Mice were immunized with MOG and received daily EPO treatment for 6 days (day1–6). DILNs and spinal cords were obtained at three different time points (day 7, day 16 and day 45) from mice treated with EPO or sham treated with PBS. Cells were quantified for number of Tregs (CD4⁺Foxp3⁺), Th17 and MOG-antigen specific T cells by flow cytometry. a) There were reduced numbers of Treg cells in DILNs from sham treated EAE mice at early stages (day 7) as well as at the peak of clinical signs (d16), and during recovery (day 45) compared to normal healthy control animals. b) Numbers of peripheral Th17 cells increased in sham treated EAE mice, whereas EPO therapy sharply reduced the number of peripheral Th17 cells in MOG-immunized animals. c) EPO treatment significantly reduced peripheral MOG_40–54/H-2Db specific T effector cell population compared to sham treated EAE mice. Data represents mean±SEM for 6 individual mice. *, p<0.05; **, p<0.001.

Figure 6. EPO treatment increased numbers of Treg cells and reduced numbers of Th17 cells in MOG-EAE mouse spinal cord.
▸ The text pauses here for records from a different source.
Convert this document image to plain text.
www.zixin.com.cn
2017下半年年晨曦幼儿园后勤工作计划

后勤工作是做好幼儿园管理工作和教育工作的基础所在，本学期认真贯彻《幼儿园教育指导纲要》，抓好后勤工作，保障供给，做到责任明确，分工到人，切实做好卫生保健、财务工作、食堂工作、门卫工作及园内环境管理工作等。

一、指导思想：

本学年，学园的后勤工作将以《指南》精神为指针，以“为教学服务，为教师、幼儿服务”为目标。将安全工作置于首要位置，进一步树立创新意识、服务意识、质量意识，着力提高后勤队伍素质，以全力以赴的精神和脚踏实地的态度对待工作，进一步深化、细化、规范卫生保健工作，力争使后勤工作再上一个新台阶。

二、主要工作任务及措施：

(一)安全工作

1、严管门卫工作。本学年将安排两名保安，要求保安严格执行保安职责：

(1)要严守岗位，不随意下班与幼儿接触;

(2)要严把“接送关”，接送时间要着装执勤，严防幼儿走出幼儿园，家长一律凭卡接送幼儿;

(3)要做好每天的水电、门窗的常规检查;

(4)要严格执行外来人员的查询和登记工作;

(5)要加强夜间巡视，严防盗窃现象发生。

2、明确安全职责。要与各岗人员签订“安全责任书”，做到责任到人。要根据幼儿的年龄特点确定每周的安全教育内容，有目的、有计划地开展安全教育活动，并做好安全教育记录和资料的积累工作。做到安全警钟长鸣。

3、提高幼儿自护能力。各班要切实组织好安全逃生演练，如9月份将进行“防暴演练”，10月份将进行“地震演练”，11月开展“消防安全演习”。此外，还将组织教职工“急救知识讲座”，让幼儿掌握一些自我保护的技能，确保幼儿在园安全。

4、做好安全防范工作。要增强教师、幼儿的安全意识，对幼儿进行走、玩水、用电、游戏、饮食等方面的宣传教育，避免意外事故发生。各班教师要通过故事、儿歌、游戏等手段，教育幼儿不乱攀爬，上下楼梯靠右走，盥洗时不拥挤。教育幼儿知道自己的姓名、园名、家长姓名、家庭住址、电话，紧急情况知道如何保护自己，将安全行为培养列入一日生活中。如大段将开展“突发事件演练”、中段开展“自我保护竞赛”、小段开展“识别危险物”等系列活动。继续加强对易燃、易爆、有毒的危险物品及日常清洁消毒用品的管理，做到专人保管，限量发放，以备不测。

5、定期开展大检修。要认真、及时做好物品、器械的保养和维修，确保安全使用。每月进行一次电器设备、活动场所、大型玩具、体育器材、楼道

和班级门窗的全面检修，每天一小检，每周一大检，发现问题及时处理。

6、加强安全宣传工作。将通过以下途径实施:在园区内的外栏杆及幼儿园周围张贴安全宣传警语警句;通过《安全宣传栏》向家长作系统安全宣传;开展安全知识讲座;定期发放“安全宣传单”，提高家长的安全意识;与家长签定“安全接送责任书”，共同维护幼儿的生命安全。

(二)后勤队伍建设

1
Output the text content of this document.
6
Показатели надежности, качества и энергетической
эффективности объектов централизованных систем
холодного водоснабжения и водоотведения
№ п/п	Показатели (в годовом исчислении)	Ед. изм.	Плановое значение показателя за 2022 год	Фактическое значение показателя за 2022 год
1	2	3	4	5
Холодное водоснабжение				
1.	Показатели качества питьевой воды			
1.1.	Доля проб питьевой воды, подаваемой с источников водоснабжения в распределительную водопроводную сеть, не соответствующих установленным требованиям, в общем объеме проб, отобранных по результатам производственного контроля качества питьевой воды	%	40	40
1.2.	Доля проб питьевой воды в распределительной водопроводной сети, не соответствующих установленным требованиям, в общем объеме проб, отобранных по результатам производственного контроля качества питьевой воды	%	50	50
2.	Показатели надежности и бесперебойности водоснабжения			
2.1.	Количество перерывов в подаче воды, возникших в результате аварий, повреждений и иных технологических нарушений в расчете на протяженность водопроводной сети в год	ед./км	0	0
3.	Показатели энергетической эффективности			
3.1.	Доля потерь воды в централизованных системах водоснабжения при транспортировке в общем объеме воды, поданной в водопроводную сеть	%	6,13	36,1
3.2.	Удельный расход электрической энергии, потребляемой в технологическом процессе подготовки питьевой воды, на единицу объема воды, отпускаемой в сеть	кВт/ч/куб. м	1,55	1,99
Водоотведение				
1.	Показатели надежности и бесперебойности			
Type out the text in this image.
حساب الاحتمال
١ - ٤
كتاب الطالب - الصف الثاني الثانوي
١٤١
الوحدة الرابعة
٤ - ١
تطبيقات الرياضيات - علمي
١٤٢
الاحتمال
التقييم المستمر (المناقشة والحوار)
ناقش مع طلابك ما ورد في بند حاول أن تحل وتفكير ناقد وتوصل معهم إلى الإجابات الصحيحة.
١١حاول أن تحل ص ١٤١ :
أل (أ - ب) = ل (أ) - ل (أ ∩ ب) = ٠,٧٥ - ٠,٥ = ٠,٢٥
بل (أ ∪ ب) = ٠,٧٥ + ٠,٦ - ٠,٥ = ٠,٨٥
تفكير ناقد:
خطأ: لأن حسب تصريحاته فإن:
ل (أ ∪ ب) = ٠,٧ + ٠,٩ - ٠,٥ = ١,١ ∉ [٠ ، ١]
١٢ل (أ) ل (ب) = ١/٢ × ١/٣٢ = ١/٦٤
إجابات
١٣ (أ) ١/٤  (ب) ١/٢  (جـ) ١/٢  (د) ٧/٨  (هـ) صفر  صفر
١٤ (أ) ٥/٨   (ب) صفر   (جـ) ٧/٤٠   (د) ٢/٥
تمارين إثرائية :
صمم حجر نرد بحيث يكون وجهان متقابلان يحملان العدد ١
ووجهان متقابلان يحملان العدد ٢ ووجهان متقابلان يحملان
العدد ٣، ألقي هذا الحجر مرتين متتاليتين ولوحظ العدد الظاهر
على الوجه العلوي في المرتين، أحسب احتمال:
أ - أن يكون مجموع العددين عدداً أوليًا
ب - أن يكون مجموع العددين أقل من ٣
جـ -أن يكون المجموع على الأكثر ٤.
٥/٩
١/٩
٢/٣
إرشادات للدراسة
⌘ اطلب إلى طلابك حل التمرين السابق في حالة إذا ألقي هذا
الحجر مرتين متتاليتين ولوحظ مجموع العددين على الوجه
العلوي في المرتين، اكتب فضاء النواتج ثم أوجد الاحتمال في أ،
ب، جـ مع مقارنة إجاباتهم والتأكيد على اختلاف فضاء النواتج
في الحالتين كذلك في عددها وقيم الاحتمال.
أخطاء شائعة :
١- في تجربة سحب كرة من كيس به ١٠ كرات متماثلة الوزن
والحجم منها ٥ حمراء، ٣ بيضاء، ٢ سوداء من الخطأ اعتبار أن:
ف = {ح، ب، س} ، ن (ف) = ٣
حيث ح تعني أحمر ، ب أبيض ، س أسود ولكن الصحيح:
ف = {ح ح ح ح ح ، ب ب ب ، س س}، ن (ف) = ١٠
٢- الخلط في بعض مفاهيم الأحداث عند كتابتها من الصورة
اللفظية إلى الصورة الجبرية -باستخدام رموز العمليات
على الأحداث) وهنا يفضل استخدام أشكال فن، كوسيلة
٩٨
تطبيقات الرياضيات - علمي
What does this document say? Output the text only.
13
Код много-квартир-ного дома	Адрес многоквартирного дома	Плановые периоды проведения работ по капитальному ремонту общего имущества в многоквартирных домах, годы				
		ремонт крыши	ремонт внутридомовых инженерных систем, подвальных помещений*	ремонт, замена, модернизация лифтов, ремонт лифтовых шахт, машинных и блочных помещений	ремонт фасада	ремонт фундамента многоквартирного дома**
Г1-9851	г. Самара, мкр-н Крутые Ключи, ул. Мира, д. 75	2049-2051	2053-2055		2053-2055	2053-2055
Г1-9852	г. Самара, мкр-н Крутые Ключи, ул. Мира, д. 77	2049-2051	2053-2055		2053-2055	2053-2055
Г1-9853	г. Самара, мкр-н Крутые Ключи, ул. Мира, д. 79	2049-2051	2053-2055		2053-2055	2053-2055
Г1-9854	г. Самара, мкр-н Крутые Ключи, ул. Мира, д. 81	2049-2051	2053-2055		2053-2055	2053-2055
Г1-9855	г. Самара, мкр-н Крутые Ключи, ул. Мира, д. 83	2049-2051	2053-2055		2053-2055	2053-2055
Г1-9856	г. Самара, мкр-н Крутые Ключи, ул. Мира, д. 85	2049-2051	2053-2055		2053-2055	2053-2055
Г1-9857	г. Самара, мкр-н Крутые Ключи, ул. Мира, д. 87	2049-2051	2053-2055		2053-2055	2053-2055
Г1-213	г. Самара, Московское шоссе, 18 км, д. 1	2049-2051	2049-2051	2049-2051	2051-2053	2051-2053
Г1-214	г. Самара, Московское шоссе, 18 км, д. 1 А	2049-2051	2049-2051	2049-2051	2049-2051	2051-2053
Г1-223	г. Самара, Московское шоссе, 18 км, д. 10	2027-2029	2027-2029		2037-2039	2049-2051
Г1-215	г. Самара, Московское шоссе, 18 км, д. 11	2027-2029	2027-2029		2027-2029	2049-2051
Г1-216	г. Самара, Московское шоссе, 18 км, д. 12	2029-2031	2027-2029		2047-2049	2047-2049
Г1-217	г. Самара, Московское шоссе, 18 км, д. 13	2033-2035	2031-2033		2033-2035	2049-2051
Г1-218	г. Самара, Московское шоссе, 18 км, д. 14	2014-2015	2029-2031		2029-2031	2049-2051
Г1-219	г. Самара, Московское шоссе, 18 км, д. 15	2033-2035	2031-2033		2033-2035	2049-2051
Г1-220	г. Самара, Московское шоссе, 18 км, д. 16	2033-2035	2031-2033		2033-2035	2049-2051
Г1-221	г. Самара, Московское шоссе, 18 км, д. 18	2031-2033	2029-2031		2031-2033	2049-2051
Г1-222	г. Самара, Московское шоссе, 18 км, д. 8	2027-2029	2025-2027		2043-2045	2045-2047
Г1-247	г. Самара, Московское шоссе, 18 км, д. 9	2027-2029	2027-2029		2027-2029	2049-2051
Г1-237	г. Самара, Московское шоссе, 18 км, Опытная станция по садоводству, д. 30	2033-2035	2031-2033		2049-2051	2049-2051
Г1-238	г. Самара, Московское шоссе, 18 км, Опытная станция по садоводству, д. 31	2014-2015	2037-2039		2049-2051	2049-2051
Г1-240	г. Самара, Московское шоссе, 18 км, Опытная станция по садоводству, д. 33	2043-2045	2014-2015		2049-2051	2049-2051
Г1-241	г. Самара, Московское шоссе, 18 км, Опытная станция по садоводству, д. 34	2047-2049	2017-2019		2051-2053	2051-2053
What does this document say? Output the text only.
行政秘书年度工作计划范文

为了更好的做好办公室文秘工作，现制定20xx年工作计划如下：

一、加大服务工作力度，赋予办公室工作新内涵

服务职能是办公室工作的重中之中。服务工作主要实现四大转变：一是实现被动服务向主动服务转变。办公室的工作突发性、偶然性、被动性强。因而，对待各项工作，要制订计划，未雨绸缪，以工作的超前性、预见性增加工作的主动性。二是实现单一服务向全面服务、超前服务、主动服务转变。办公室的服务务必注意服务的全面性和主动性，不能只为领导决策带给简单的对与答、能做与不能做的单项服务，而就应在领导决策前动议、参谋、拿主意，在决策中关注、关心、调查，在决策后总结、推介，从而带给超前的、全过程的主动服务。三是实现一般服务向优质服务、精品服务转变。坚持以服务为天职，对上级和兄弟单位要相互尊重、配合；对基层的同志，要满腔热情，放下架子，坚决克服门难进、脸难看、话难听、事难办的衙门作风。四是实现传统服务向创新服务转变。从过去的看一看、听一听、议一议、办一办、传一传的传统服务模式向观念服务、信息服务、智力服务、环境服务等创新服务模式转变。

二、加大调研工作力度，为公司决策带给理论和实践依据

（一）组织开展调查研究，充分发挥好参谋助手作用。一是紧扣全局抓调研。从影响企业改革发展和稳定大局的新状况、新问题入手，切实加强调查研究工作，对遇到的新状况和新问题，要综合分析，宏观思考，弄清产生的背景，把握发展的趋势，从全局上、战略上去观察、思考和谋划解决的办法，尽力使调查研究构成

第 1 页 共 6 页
MOG-immunized C57 mice received daily EPO or PBS treatment for 6 days (day 1–6). Spinal cords were obtained at two different time points (day 16 and day 45) from mice treated with EPO or sham treated with PBS. Cells were quantified for number of Tregs (CD4⁺Foxp3⁺), Th17 and MOG-antigen specific T cells by flow cytometry. a) EPO therapy induced a substantial increase in Foxp3+ Treg cells in EAE spinal cords. The EPO induced expansion of Tregs in the CNS became even more evident in late stages of the disease and correlated with less severe neurologic deficit. b–c) Foxp3⁺ labeled Treg cells in PBS or EPO treated MOG-EAE spinal cord by IHC. Panel b shows a sham treated EAE spinal cord section reacted with Foxp3 antibody containing few labeled cells. By contrast, many more Foxp3+ cells were present in the infiltrates of EPO treated EAE spinal cord (panel c). d) Significantly increased numbers of Th17 cells occurred in sham treated EAE mouse spinal cord and this correlated with more severe clinical neurologic deficits whereas EPO therapy suppressed the number of spinal cord Th17 cells. e) Increased MOG antigen-specific T cells occurred within untreated EAE spinal cord, and EPO induced large reductions in MOG-specific T effector cells within the CNS. Data represents mean±SEM for 6 individual mice. *, p<0.05; **, P<0.001.